Another area of study that occurred to me me while I was preparing my own
student-led class discussion of Native American texts was how individuals define
their relations of self and other (Objective 3b). It leads me to think of
applying Hegel’s Phenomenology of the
Spirit, particularly the “Master/Slave Dialect”, to utopian ideology. For
instance, how does Hegel’s theory that individuals gain self-consciousness only
through “a fight to the death for ‘recognition’” explain or contradict what we
believe is a basic need for a collective or individual experience (Kojève
7)? In a utopian world, would the members be the ‘slaves’ or the ‘masters’? They
work for others but this work also carries a universal benefit to them, but it
is not recognition. And if they are the ‘slaves,’ they are presumed to reach a
point of transcendence. What becomes of the work to be done? I think this sort
of investigation could very easily be supported by our utopian texts. In Chief
Seattle’s Treaty Oration of 1854 he
is clearly accepting a ‘slave’ existence when he admits, “the Red Man no longer
has rights that he [the “Big Chief at Washington”] need respect.” He also
depicts his willingness to stop fighting to the death for recognition (and for
his lost utopia) when he says, “We would have everything to lose and nothing to
gain. Revenge by young men is considered gain, even at the cost of their lives,
but old men who stay at home in times of war, and mothers who have sons to lose,
know better.” In just this humble beginning, I believe there is potential here
to make, or at least investigate, the argument that the “Master/Slave Dialect”

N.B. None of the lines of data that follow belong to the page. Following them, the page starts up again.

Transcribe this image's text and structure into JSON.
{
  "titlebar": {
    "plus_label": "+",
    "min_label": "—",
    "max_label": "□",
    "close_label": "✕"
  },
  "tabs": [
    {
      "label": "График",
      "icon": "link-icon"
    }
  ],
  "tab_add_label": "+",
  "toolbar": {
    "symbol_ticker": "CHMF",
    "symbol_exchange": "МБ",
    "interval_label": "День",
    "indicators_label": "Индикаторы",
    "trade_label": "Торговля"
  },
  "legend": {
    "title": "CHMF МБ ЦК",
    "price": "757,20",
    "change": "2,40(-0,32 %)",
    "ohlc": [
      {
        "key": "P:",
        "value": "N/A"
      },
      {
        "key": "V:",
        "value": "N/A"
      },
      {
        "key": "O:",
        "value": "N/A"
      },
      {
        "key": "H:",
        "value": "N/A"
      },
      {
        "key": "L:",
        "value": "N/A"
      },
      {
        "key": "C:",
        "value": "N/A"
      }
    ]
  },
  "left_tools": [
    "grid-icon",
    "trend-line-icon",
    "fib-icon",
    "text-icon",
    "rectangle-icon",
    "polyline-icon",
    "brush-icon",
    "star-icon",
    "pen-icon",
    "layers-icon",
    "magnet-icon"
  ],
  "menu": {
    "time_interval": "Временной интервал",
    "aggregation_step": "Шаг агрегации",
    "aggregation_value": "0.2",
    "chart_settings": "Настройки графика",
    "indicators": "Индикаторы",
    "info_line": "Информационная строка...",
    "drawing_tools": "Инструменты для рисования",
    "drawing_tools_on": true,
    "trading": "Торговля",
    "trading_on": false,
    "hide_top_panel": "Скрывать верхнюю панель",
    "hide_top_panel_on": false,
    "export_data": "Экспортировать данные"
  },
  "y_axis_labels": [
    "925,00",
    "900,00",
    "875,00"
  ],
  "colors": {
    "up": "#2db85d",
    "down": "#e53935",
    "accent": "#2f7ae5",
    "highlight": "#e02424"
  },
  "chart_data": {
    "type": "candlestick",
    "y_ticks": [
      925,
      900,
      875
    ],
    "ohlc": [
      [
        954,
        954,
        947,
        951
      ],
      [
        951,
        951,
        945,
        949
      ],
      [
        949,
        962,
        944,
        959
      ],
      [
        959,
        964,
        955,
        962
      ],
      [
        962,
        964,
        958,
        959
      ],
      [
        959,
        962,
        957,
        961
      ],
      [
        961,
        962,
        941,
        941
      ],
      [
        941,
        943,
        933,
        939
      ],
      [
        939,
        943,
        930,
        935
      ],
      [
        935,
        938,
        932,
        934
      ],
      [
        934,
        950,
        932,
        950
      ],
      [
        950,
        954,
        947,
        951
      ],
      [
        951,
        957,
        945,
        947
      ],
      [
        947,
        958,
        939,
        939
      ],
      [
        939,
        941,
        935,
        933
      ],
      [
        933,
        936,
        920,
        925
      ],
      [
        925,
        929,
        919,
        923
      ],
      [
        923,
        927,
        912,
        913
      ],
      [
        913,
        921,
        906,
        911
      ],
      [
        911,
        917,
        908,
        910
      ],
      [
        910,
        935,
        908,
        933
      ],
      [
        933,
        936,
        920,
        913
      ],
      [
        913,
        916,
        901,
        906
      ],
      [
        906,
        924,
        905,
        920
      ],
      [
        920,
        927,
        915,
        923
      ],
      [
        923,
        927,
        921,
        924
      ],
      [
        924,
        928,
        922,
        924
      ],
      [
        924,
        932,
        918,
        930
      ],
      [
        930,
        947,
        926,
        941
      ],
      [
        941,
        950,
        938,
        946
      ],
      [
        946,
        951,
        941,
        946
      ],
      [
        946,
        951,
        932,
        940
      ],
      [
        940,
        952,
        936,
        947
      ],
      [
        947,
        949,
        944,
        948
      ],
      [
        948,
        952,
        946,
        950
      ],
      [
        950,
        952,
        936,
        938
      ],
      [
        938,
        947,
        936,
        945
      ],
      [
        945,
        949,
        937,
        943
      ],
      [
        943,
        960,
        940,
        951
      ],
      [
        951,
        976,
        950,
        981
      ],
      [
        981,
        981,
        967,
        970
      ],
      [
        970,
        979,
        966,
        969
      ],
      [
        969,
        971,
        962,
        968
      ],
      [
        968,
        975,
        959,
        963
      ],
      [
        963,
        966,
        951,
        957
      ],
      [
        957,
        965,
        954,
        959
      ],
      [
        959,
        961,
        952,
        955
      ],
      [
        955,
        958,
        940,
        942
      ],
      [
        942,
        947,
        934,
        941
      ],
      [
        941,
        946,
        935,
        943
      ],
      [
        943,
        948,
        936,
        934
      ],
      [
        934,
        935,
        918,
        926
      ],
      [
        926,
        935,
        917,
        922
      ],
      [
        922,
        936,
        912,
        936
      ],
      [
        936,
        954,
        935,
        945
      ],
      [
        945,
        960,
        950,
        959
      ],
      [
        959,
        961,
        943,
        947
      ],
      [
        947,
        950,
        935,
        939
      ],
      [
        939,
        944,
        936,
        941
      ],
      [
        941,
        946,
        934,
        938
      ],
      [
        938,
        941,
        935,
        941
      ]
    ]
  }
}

could connect and converse with utopian/dystopian ideology as it navigates the
relations of the self and other.
To end on a utopian concept, I will say that I believe the soil in
literary and historical utopias is of an intensely fertile quality and can be
easily cultivated. Its accommodation to either literary or ideological
discourses permits its boundaries a broader stretch with a
perpetual promise of expansion. Though we will continue to meet at the
crossroads of style and subject, we have yet to exhaust the possible routes of
exploration from there.
Works Cited
Kojève,
Alexandre. Introduction to the Reading of
Hegel. Ithaca: Cornell University Press, 1980. Print.